My Triumph.
To analyze and describe the poetry of Whittier is a comparatively easy task, for it is all essentially lyrical or descriptive, and is resolvable into a few simple elements. His poetry is not profound; but it is sweet and melodious,—now flashing with the fire of freedom and choked with passionate indignation, and now purling and rippling through the tranquil meadows of legend and song. Such a poem as Emerson's "Sphinx," groaning with its weight of mystical meaning, Whittier never wrote, nor could write. Neither is he dramatic, nor skilled in the subtile harmonies of rhythm and metre. As an artist he is easily comprehensible. But to fathom the man,—to drop one's plummet into the infinite depths of the human mind, to peer about with one's little candle among the dusty phantoms and spent forces of the past, and through the endlessly crossing and interblending meshes trace confidently up all the greater and the finer hereditary influences that have moulded a human character,—and then discover and weigh the post-natal forces that have acted upon that character through a long and varied life,—this is a very difficult task, and demands in him who would undertake it a union of historic imagination with caution and modesty.

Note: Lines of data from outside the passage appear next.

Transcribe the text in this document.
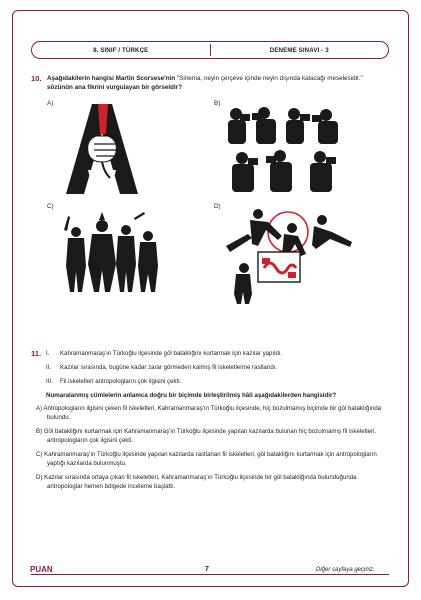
8. SINIF / TÜRKÇE	DENEME SINAVI - 3
10. Aşağıdakilerin hangisi Martin Scorsese'nin "Sinema, neyin çerçeve içinde neyin dışında kalacağı meselesidir." sözünün ana fikrini vurgulayan bir görseldir?
A)	B)
C)	D)
11. I. Kahramanmaraş'ın Türkoğlu ilçesinde göl bataklığını kurtarmak için kazılar yapıldı.
II. Kazılar sırasında, bugüne kadar zarar görmeden kalmış fil iskeletlerine rastlandı.
III. Fil iskeletleri antropologların çok ilgisini çekti.
Numaralanmış cümlelerin anlamca doğru bir biçimde birleştirilmiş hâli aşağıdakilerden hangisidir?
A) Antropologların ilgisini çeken fil iskeletleri, Kahramanmaraş'ın Türkoğlu ilçesinde, hiç bozulmamış biçimde bir göl bataklığında bulundu.
B) Göl batakliğını kurtarmak için Kahramanmaraş'ın Türkoğlu ilçesinde yapılan kazılarda bulunan hiç bozulmamış fil iskeletleri, antropologların çok ilgisini çekti.
C) Kahramanmaraş'ın Türkoğlu ilçesinde yapılan kazılarda rastlanan fil iskeletleri, göl batakliğını kurtarmak için antropologların yaptığı kazılarda bulunmuştu.
D) Kazılar sırasında ortaya çıkan fil iskeletleri, Kahramanmaraş'ın Türkoğlu ilçesinde bir göl batakliğında bulunduğunda antropologlar hemen bölgede inceleme başlattı.
PUAN	7	Diğer sayfaya geçiniz.
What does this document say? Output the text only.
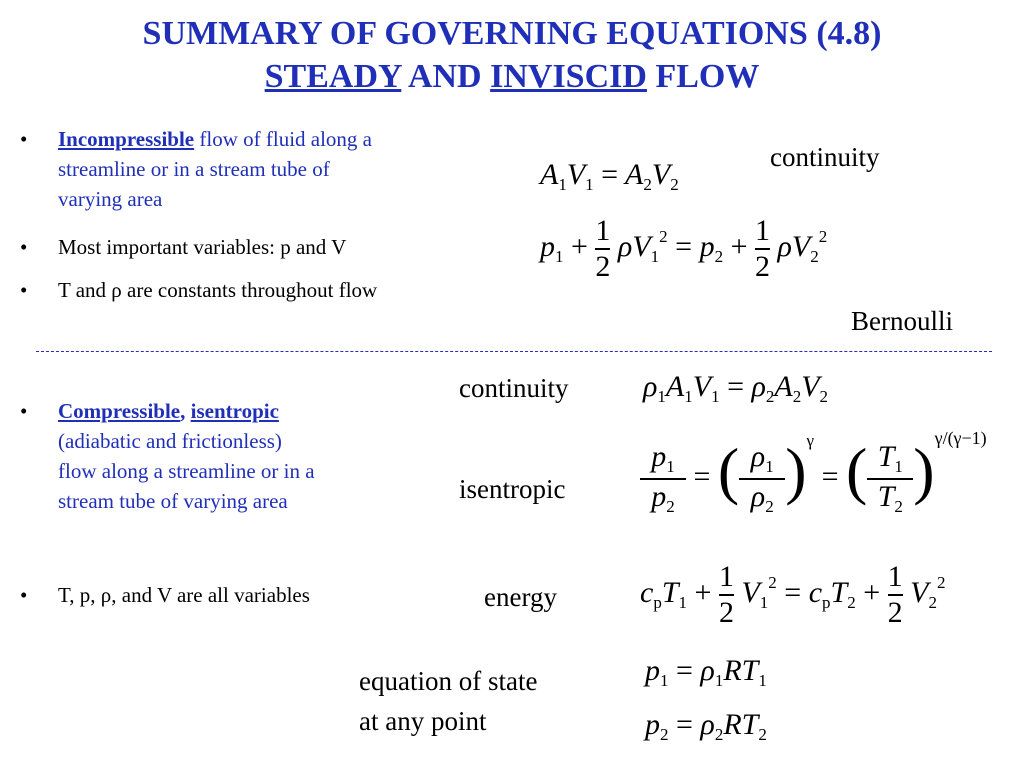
SUMMARY OF GOVERNING EQUATIONS (4.8)
STEADY AND INVISCID FLOW
• Incompressible flow of fluid along a
streamline or in a stream tube of
varying area
• Most important variables: p and V
• T and ρ are constants throughout flow
continuity
$A_1V_1 = A_2V_2$
$p_1 + \frac{1}{2} \rho V_1^2 = p_2 + \frac{1}{2} \rho V_2^2$
Bernoulli
• Compressible, isentropic
(adiabatic and frictionless)
flow along a streamline or in a
stream tube of varying area
• T, p, ρ, and V are all variables
continuity
isentropic
energy
equation of state
at any point
$\rho_1A_1V_1 = \rho_2A_2V_2$
$\frac{p_1}{p_2}$ = ( $\frac{\rho_1}{\rho_2} )^\gamma$ = ( $\frac{T_1}{T_2} )^{\gamma/(\gamma-1)}$
$c_pT_1 + \frac{1}{2} V_1^2 = c_pT_2 + \frac{1}{2} V_2^2$
$p_1 = \rho_1RT_1$
$p_2 = \rho_2RT_2$
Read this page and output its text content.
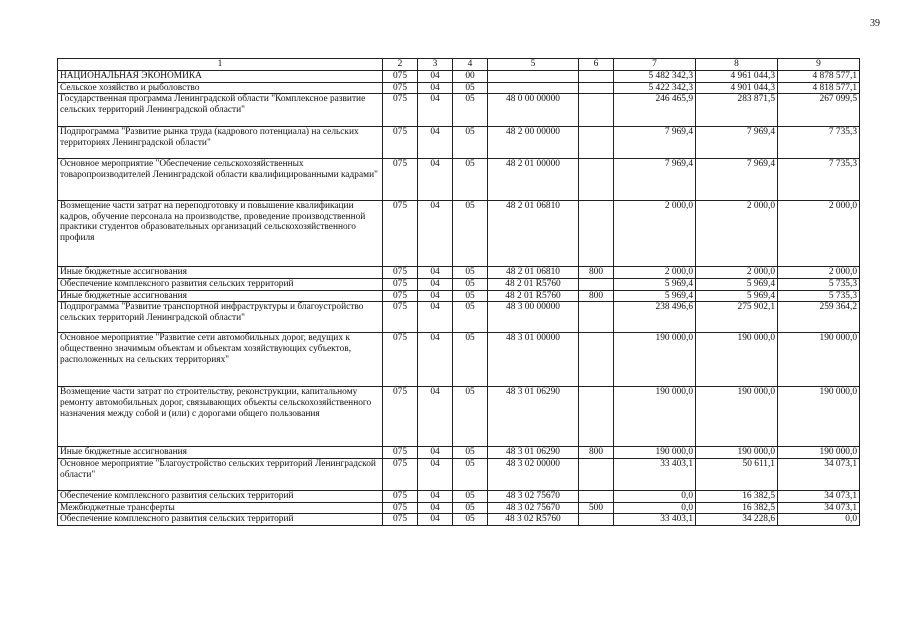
39
1	2	3	4	5	6	7	8	9
НАЦИОНАЛЬНАЯ ЭКОНОМИКА	075	04	00			5 482 342,3	4 961 044,3	4 878 577,1
Сельское хозяйство и рыболовство	075	04	05			5 422 342,3	4 901 044,3	4 818 577,1
Государственная программа Ленинградской области "Комплексное развитие сельских территорий Ленинградской области"	075	04	05	48 0 00 00000		246 465,9	283 871,5	267 099,5
Подпрограмма "Развитие рынка труда (кадрового потенциала) на сельских территориях Ленинградской области"	075	04	05	48 2 00 00000		7 969,4	7 969,4	7 735,3
Основное мероприятие "Обеспечение сельскохозяйственных товаропроизводителей Ленинградской области квалифицированными кадрами"	075	04	05	48 2 01 00000		7 969,4	7 969,4	7 735,3
Возмещение части затрат на переподготовку и повышение квалификации кадров, обучение персонала на производстве, проведение производственной практики студентов образовательных организаций сельскохозяйственного профиля	075	04	05	48 2 01 06810		2 000,0	2 000,0	2 000,0
Иные бюджетные ассигнования	075	04	05	48 2 01 06810	800	2 000,0	2 000,0	2 000,0
Обеспечение комплексного развития сельских территорий	075	04	05	48 2 01 R5760		5 969,4	5 969,4	5 735,3
Иные бюджетные ассигнования	075	04	05	48 2 01 R5760	800	5 969,4	5 969,4	5 735,3
Подпрограмма "Развитие транспортной инфраструктуры и благоустройство сельских территорий Ленинградской области"	075	04	05	48 3 00 00000		238 496,6	275 902,1	259 364,2
Основное мероприятие "Развитие сети автомобильных дорог, ведущих к общественно значимым объектам и объектам хозяйствующих субъектов, расположенных на сельских территориях"	075	04	05	48 3 01 00000		190 000,0	190 000,0	190 000,0
Возмещение части затрат по строительству, реконструкции, капитальному ремонту автомобильных дорог, связывающих объекты сельскохозяйственного назначения между собой и (или) с дорогами общего пользования	075	04	05	48 3 01 06290		190 000,0	190 000,0	190 000,0
Иные бюджетные ассигнования	075	04	05	48 3 01 06290	800	190 000,0	190 000,0	190 000,0
Основное мероприятие "Благоустройство сельских территорий Ленинградской области"	075	04	05	48 3 02 00000		33 403,1	50 611,1	34 073,1
Обеспечение комплексного развития сельских территорий	075	04	05	48 3 02 75670		0,0	16 382,5	34 073,1
Межбюджетные трансферты	075	04	05	48 3 02 75670	500	0,0	16 382,5	34 073,1
Обеспечение комплексного развития сельских территорий	075	04	05	48 3 02 R5760		33 403,1	34 228,6	0,0
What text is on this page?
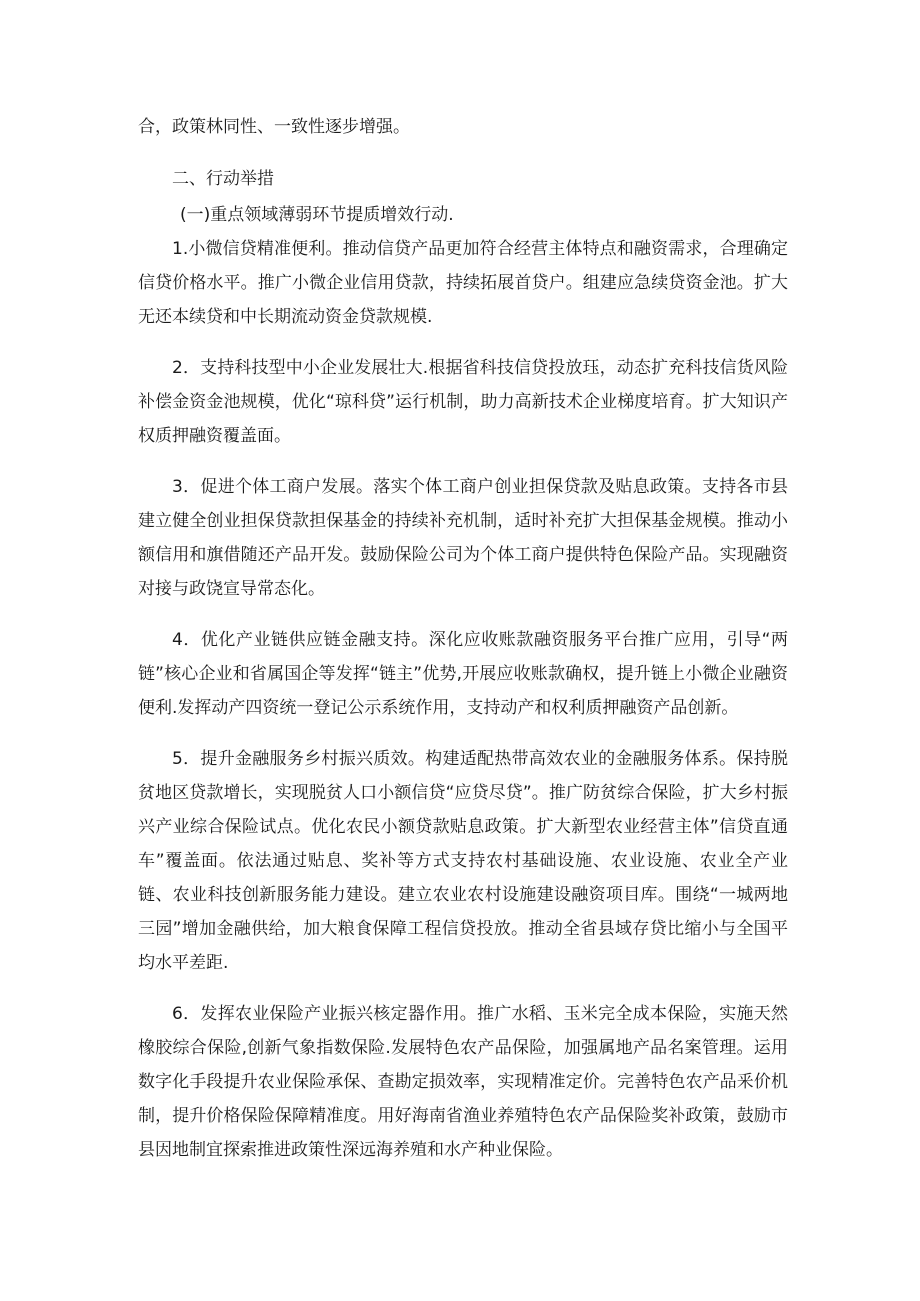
合，政策林同性、一致性逐步增强。

二、行动举措

(一)重点领域薄弱环节提质增效行动.

1.小微信贷精准便利。推动信贷产品更加符合经营主体特点和融资需求，合理确定信贷价格水平。推广小微企业信用贷款，持续拓展首贷户。组建应急续贷资金池。扩大无还本续贷和中长期流动资金贷款规模.

2．支持科技型中小企业发展壮大.根据省科技信贷投放珏，动态扩充科技信货风险补偿金资金池规模，优化“琼科贷”运行机制，助力高新技术企业梯度培育。扩大知识产权质押融资覆盖面。

3．促进个体工商户发展。落实个体工商户创业担保贷款及贴息政策。支持各市县建立健全创业担保贷款担保基金的持续补充机制，适时补充扩大担保基金规模。推动小额信用和旗借随还产品开发。鼓励保险公司为个体工商户提供特色保险产品。实现融资对接与政饶宣导常态化。

4．优化产业链供应链金融支持。深化应收账款融资服务平台推广应用，引导“两链”核心企业和省属国企等发挥“链主”优势,开展应收账款确权，提升链上小微企业融资便利.发挥动产四资统一登记公示系统作用，支持动产和权利质押融资产品创新。

5．提升金融服务乡村振兴质效。构建适配热带高效农业的金融服务体系。保持脱贫地区贷款增长，实现脱贫人口小额信贷“应贷尽贷”。推广防贫综合保险，扩大乡村振兴产业综合保险试点。优化农民小额贷款贴息政策。扩大新型农业经营主体”信贷直通车”覆盖面。依法通过贴息、奖补等方式支持农村基础设施、农业设施、农业全产业链、农业科技创新服务能力建设。建立农业农村设施建设融资项目库。围绕“一城两地三园”增加金融供给，加大粮食保障工程信贷投放。推动全省县域存贷比缩小与全国平均水平差距.

6．发挥农业保险产业振兴核定器作用。推广水稻、玉米完全成本保险，实施天然橡胶综合保险,创新气象指数保险.发展特色农产品保险，加强属地产品名案管理。运用数字化手段提升农业保险承保、查勘定损效率，实现精准定价。完善特色农产品釆价机制，提升价格保险保障精准度。用好海南省渔业养殖特色农产品保险奖补政策，鼓励市县因地制宜探索推进政策性深远海养殖和水产种业保险。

The moral in Whittier predominates over the æsthetic, the reformer over the artist. "I am a man, and I feel that I am above all else a man." What is the great central element in our poet's character, if it is not that deep, never-smouldering moral fervor, that unquenchable love of freedom, that—
"Hate of tyranny intense,
And hearty in its vehemence,"
which, mixed with the beauty and melody of his soul, gives to his pages a delicate glow as of gold-hot iron; which crowns him the Laureate of Freedom in his day, and imparts to his utterances the manly ring of the prose of Milton and Hugo and the poetry of Byron, Swinburne, and Whitman,—all poets of freedom like himself?